J’ai toujours aimé créer.
Si ma vie ne passe pas par le «faire», le «construire», je m’y ennuie profondément. C’est le sens que j’ai trouvé à mon existence. Pas tant pour laisser une trace mais plutôt parce que cette activité me permet de vivre comme je l’entends et me laisse au final un sentiment de plaisir mêlé d’utilité.
Il se fait que j’aime dessiner, écrire, être seul de longs moments, écouter la radio, faire une sieste lorsque j’en éprouve le besoin, regarder par la fenêtre, grignoter, lire, marcher dans les rues, aller au cinéma à la première séance, converser avec des inconnus, et que bien peu de métiers offrent cette liberté de mouvements.
Mes premiers souvenirs sont des images. Sur la boîte de couture de ma mère ou sur les murs du salon de mes voisins. Des reproductions de toiles de peintres.
Après une scolarité fugitive et divers métiers, j’ai créé des affiches pour le théâtre, pour un opéra, fait de la sérigraphie, de la publicité, tâté de la peinture jusqu’au jour où j’ai découvert Les Trois Brigands de Tomi Ungerer.
Ce fut mon étincelle. Mon levain.
Ce livre était à des lieues des quelques livres que j’avais pu feuilleter lorsque j’étais enfant. Il y avait dans ces pages une résonance mystérieuse qui allait bien au-delà des mots et des images. Je pense que le malheur de cette littérature vient du fait que ces livres ne sont pas achetés par les premiers intéressés mais par des adultes aux idées tout arrêtées sur ce que l’on peut donner ou non aux enfants. D’où ce trop plein d’histoires sans style, convenues et rassurantes pour l’adulte.
J’aime le travail des auteurs qui s’éloignent de ces idées, où le souci du «beau dessin» est absent. Où l’esprit d’enfance l’emporte sur le côté enfant. J’aime les albums où la tendresse ne vous saute pas au visage dès le titre.
Ungerer publiant à l’école des loisirs, je ne voulais être que là. Ensuite, ce n’est qu’une histoire de rencontres. Il se fait que Christiane Germain était la bonne personne. Je le pense sincèrement. Encore aujourd’hui. La chance était au rendez-vous.

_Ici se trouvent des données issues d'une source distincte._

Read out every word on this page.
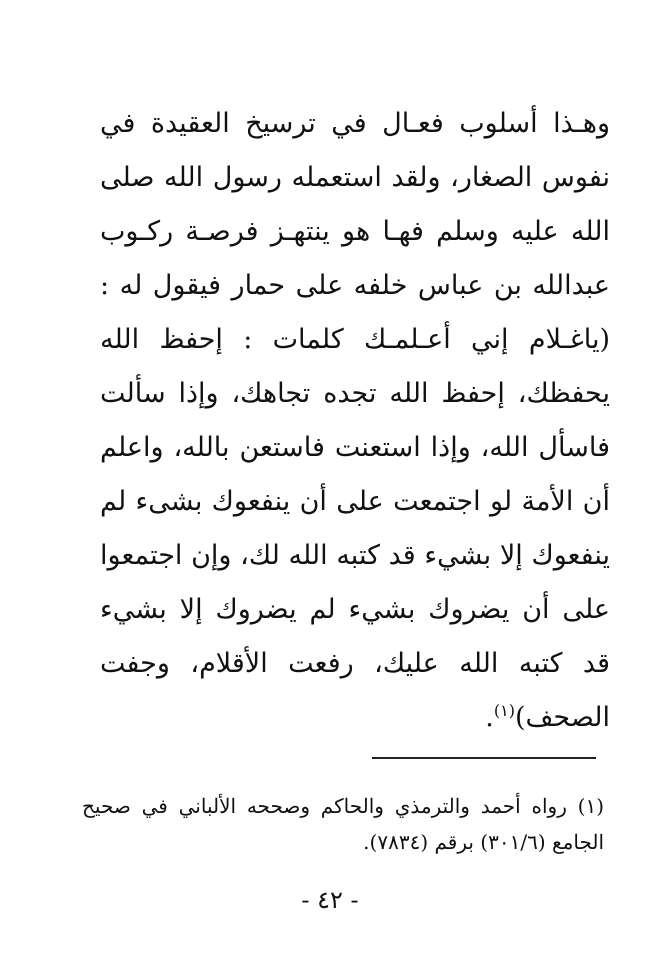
وهـذا أسلوب فعـال في ترسيخ العقيدة في نفوس الصغار، ولقد استعمله رسول الله صلى الله عليه وسلم فهـا هو ينتهـز فرصـة ركـوب عبدالله بن عباس خلفه على حمار فيقول له : (ياغـلام إني أعـلمـك كلمات : إحفظ الله يحفظك، إحفظ الله تجده تجاهك، وإذا سألت فاسأل الله، وإذا استعنت فاستعن بالله، واعلم أن الأمة لو اجتمعت على أن ينفعوك بشىء لم ينفعوك إلا بشيء قد كتبه الله لك، وإن اجتمعوا على أن يضروك بشيء لم يضروك إلا بشيء قد كتبه الله عليك، رفعت الأقلام، وجفت الصحف)$^{(١)}$.

(١) رواه أحمد والترمذي والحاكم وصححه الألباني في صحيح الجامع (٣٠١/٦) برقم (٧٨٣٤).

- ٤٢ -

J’ai le plaisir retrouvé de créer des images sans technique arrêtée. Il faut beaucoup de temps et de travail acharné pour se constituer son propre langage, digérer ces propres influences, se libérer de ses peurs. Et lorsqu’il est enfin là, sur l’établi, il y a une ivresse, une joie enivrante de l’utiliser sans compter. C’est un tel flot qu’il est bien difficile de le canaliser pour ne pas s’y réfugier du monde. Mes images nouvelles renouent pour certaines avec mon ancien métier d’affichiste ou bien lorgnent du côté de la peinture.
Tous ces albums ne seraient pas nés s’il n’y avait eu sur mon chemin toutes ces belles rencontres que sont Peter Elliott, Louis Joos, Claude K. Dubois, Régis Lejonc, Neil Desmet, Riff, Stéphane Girel, Edith, Pascal Lemaitre et les autres… Ces livres en commun m’ont autant été inspirés par ce qu’ils sont que par ce que je suis ou étais.
En fait, le style m’importe plus que le fond. Tout est affaire de style. C’est comme dans la vie! C’est lui qui fait la différence.
Sans style, l’histoire sera quelconque et bien moins vivante qu’une seule bribe de conversation entendue dans la rue.
Quant à mes histoires, elles naissent si mystérieusement que j’ai bien de la peine à les commenter.